Court Criticizes Automotive Expert Testimony as “Exactly the Sort of Speculation Daubert is Designed to Exclude”

    Automotive Expert

    Court: United States District Court for the Eastern District of Arkansas, Western Division
    Jurisdiction: Federal
    Case Name: Powell v. Camping World RV Sales LLC
    Citation: 2015 U.S. Dist. LEXIS 193924


    The plaintiffs bought a motorcoach which malfunctioned secondary to fuel contamination. After the producers and retailers refused to pay for the repair cost, the plaintiffs filed a motion against the defendants asserting claims for revocation of acceptance, deceit, violation of  Arkansas New Motor Vehicle Quality Assurance Act, Ark. Code Ann. § 4-90-401, et seq. (Lemon Law), and negligent repair.

    The plaintiffs retained an automotive expert witness to allege that the motorcoach malfunction was due to fuel contamination that occurred secondary to the acts of one or more of the defendants.

    The Automotive Expert

    The plaintiff’s automotive expert was a principal engineer with 30+ years of experience. He worked at a firm specializing in forensic engineering, traditional engineering, and process improvement. His firm also evaluated equipment, supported clients in design efforts, and reverse-engineered existing equipment to ensure its quality and capacities met intended design parameters.

    The expert held degrees in mechanical engineering and had years of experience servicing as lead engineer on many accident reconstruction, industrial accident, and construction defect cases.

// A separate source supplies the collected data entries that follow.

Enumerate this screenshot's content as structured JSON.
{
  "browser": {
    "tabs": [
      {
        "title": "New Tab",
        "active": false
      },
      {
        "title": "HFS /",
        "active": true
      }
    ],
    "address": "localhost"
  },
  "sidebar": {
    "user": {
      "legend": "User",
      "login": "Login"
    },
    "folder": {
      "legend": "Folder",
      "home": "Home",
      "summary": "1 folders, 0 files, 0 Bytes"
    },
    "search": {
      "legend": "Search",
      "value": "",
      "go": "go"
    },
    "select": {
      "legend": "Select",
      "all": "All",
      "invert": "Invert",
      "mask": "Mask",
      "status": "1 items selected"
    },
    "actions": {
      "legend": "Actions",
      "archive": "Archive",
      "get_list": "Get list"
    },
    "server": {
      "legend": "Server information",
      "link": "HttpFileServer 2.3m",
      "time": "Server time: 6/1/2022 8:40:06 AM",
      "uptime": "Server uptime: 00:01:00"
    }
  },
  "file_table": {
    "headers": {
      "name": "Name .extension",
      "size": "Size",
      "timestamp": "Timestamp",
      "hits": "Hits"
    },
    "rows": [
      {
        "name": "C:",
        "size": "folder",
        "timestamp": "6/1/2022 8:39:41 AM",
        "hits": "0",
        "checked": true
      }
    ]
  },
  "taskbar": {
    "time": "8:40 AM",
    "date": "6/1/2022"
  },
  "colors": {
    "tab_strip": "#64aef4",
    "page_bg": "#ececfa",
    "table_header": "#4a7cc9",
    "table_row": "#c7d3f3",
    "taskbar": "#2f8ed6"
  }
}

    The automotive expert witness opined that fuel contamination had caused the plaintiff’s injury and that one or more of the defendants were involved in this contamination.

    Court Discussion

    The court found that the plaintiff’s automotive expert witness had not used any proper scientific methodology to come to his conclusions regarding the cause of the fuel contamination or the defendants’ involvement. The court noted that the expert’s conclusions were “exactly the sort of unscientific speculation that Daubert was designed to exclude.” Eberli v. Cirrus Design Corp., 615 F. Supp. 2d 1357, 1365 (S.D. Fla. 2009)

    The court noted that even though the automotive expert professed to have experience working with vehicular fuel contamination, he did not mention specific examples or illustrate how any such prior experience helped him in arriving at his conclusions. The court further noted that the plaintiffs had failed to show whether the automotive expert’s theory of fuel contamination on the defendants’ part was supported by peer review.

    Moreover, it was found that the plaintiffs had failed to show any correlation between the vehicle in contention and biodiesel vehicles. Thus, there was no basis for the automotive expert’s opinion to be based on Mercedes Benz’s publication on biodiesel vehicles.

    The court was of the opinion that the automotive expert failed to disprove alternate theories when he admitted the possibility of someone else contaminating the fuel after the plaintiffs purchased the vehicle from the defendants. The court noted that the automotive expert had not studied fuel contamination rates in similar vehicles which were serviced at service stations in the area where the plaintiffs had refueled the present vehicle.

    The court rejected the expert’s opinion that there was no way of finding out the true causation of fuel contamination because or more of the defendants had failed to perform industry-standard fuel sampling method. This opinion was rejected on the basis that the plaintiffs could not show that any of the defendants were under the obligation to perform these tests, nor that the alleged visual inspection of fuel was not according to industry standard. The plaintiffs could neither prove that one or more of the defendants had any reason to suspect fuel contamination in the vehicle. In this scenario, admitting such an opinion would be giving rise to speculation.


    The court held that it was not appropriate for the plaintiff’s automotive expert to reach a determination on whether the jury should be permitted to draw an adverse inference from purportedly missing evidence based on alleged spoliation. The court noted that “instructing the jury is the job of the court, not an expert witness.”

    The court held that the automotive expert had developed, and repeatedly altered, his testimony for the purposes of this litigation. It was further noted that the expert had failed to demonstrate any specific methodology, principles, or foundation to support his conclusion that it was likely that the vehicle’s fuel contamination was caused by the defendants.